Pfizer, which is working on two candidates from its BNT162 mRNA-based vaccine program in collaboration with Germany's BioNTech Inc. (BNTX) - Get Report, will supply 30 million doses -- at an undisclosed price -- once its approved by regulators. U.K. Prime Minister Boris Johnson, however, said Monday that it would be an 'exaggeration" to suggest that a vaccine would be available by "this year or next ... We're not there yet".
“In the face of this global health crisis, Pfizer’s purpose – breakthroughs that change patients’ lives – has taken on an even greater urgency. Consequently, we’re harnessing our scientific expertise, and we’re marshaling our manufacturing resources to ensure that the vaccine would be available as soon as possible, if our clinical trials prove successful and regulatory approval is granted,” said Pfizer CEO Albert Bourla.
“This agreement is a testament to our shared goal to have millions of doses of a vaccine against COVID-19 available before the end of the year," he added. "We would like to thank the U.K. government for its commitment and support in helping to protect the people of the United Kingdom from this deadly virus.”
Pfizer shares were marked 1.9% higher in early Monday trading following the announcement to change hands at $36.89 each, a move that would extend the stock's four-month gain to around 30%. BioNTech's U.S.-listed shares rose 6.5% to $90.80 each on the Nasdaq.
Pfizer also published data from a trial of its vaccines in Germany, which showed T-cell responses in participating patients, an early indicator of its potential to develop anitbody reactions.
“It is encouraging that the data on BNT162b1 from the German study cohort are very much in line with what we have seen in the U.S. study cohort," said BioNtech CMO Ozlem Tureci. "The preliminary data indicate that our mRNA-based vaccine was able to stimulate antibody as well as T-cell responses at remarkably low dose levels."
"We believe both may play an important role in achieving effective clearance of a pathogen such as SARS-CoV-2,” he added.

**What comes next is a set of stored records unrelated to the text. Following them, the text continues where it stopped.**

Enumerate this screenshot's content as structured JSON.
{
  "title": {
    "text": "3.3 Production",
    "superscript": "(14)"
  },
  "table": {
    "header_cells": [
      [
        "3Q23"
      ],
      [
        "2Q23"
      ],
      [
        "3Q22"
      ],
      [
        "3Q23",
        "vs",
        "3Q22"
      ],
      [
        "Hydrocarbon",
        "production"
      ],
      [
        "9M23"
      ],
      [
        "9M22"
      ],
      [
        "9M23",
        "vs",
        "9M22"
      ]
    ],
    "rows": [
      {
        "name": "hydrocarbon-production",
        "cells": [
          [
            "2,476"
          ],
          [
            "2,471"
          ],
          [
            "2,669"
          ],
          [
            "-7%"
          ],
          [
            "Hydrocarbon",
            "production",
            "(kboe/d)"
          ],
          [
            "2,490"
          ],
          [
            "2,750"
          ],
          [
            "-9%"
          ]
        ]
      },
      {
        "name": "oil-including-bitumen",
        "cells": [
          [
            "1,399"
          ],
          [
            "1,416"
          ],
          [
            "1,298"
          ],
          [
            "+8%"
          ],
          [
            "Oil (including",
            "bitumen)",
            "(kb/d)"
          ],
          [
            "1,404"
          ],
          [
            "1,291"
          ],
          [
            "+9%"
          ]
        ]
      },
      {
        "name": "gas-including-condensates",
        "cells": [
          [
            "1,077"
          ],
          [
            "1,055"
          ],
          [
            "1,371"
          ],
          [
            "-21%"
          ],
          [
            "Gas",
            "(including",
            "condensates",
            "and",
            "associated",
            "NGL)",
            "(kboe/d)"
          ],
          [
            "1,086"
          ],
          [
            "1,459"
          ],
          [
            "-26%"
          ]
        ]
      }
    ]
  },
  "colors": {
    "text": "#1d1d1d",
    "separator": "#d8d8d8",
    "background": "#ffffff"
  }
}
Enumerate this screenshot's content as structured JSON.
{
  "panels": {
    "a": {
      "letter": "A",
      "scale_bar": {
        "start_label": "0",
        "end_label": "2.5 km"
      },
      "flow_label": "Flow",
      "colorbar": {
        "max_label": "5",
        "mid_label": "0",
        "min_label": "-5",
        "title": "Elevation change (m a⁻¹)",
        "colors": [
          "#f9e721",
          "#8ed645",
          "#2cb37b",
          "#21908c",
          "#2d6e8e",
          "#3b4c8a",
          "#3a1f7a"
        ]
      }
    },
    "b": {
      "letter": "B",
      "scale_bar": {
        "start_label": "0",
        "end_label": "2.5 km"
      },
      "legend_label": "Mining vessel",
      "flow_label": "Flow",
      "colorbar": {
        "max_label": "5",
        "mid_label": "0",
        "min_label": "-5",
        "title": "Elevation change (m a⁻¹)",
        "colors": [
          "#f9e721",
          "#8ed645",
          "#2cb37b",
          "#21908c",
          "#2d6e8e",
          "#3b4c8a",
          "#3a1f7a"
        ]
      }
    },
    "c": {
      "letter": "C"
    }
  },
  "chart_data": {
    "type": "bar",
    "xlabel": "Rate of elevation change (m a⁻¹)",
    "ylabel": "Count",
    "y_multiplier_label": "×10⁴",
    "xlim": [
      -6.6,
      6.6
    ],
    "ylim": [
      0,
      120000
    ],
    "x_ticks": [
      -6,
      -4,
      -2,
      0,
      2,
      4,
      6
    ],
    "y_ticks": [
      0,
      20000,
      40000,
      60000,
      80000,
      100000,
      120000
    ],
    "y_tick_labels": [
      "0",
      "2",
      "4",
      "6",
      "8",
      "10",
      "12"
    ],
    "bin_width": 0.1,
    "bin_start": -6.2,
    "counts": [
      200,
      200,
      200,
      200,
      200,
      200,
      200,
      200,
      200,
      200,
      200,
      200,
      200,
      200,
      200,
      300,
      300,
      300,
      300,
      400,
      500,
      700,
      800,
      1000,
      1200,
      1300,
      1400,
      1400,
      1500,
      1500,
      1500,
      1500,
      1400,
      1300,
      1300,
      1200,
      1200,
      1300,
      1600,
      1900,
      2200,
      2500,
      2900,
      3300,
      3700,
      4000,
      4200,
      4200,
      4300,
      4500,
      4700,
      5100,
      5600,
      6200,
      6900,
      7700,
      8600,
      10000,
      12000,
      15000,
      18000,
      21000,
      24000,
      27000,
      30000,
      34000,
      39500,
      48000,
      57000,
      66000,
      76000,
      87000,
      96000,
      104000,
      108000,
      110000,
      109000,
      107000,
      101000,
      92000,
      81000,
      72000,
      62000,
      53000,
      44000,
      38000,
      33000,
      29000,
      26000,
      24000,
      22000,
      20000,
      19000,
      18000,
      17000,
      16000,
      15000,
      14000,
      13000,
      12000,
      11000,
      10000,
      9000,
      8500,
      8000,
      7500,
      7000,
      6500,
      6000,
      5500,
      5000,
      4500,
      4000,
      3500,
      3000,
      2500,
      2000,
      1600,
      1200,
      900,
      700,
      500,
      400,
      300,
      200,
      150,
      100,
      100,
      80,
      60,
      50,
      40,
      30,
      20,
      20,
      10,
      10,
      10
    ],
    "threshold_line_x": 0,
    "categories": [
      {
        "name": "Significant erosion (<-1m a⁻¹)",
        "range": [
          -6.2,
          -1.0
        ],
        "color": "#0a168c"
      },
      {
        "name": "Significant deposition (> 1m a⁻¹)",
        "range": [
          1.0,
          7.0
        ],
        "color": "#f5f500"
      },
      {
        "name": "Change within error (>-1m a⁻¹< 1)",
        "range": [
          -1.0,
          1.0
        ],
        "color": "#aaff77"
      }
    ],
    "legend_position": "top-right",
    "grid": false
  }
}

Last week, Pfizer received 'fast track' designation by the U.S. Food and Drug Administration for its BNT162 vaccine candidates based on preliminary data from Phase 1 and Phase 2 studies earlier this month. Early data from the German trial of BNT162b1 are expected to be released in July, Pfizer said at the time.
Earlier this month, Pfizer said preliminary results of its coronavirus vaccine study that it said triggered a 'strong immune response' in human trials, an unveiled plans to to test the most promising of its four vaccine candidates on up to 30,000 participants in trials set for the United States and Europe.
No serious adverse effects were reported in the study, Pfizer said, which included testing of two BNT1162b1 doses on 24 healthy patient volunteers, but those treated showed higher levels of COVID-19 antibodies when compared to those infected by the disease.
If regulators ultimately approve the drug, Pfizer said, the two companies plan to manufacture up to 100 million doses by the end of the year, and "at least" another 1.2 billion by the end of 2021.